Why Aren’t There More Women Managers in Indian Companies?

By Maya Palit

Woman in an office. Photo Credit: Pixabay

Although there have been a number of efforts to try to increase the number of women corporate directors, recent reports reveal that there hasn’t been much of an improvement. A KPMG survey has declared a 180 percent increase in the proportion of women directors, but apparently, this only reflects an increase in the representation of women from 4.9 percent in 2013 to a still-dismal 13.9 percent in 2016.

The Companies Act of 2013, which made provisions mandating that every listed company should have at least one women director (executive or non-executive), made some headway, although recently the government had to call out over 1000 private listed firms for not appointing any women directors.

A report in the Economic Times points out a problem that’s cropped up as a result of an inadequate response to the Act: a majority of the respondents (over 50 percent) in the survey voiced the feeling that many of the appointments ‘are made to comply, rather than on meritocracy’.

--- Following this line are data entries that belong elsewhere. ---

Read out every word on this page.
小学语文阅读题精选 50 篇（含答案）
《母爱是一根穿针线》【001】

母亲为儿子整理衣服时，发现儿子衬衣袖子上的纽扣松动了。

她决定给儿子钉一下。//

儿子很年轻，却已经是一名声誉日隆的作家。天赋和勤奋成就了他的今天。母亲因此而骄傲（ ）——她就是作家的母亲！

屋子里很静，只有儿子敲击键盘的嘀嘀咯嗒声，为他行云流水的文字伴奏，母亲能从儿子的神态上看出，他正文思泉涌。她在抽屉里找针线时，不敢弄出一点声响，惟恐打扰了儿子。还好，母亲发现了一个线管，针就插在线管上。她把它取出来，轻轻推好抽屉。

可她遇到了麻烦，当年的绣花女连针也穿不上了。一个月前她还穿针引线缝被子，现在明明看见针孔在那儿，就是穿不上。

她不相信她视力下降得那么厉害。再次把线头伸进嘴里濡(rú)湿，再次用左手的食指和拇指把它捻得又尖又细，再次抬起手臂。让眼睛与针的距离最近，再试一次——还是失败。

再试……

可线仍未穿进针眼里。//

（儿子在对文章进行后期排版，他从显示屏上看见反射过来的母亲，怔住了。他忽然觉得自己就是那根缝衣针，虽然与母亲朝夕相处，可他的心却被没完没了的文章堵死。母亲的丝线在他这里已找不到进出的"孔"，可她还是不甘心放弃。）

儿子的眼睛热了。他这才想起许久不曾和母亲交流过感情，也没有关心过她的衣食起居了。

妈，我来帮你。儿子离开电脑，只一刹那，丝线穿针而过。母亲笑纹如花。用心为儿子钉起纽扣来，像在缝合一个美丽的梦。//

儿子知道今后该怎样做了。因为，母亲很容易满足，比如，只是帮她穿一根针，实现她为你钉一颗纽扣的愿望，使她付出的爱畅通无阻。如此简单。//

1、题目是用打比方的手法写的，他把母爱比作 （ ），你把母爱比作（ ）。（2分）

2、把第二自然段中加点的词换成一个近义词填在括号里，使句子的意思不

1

Meanwhile, data from a survey conducted by the Department of Public Enterprises, which was released this month, has revealed that the percentage of women employees in central public sector enterprises (CPSEs) has remained stagnant for almost a decade, and is currently at the figure of 9.36 percent. (It has actually decreased, although by a small margin, over the last three years.) One reason, according to the chief executive of a recruitment company, is that these enterprises have a large proportion of engineering  employees, which is a field skewed towards men anyway.

The only redeeming bit is that the number of women in managerial positions in CPSEs has increased slightly over the last few years. But between public sector undertakings with their low proportion of women employees and the number private firms disregarding the mandate to hire women corporate directors, the participation of women in the country’s workforce needs some serious rehauling.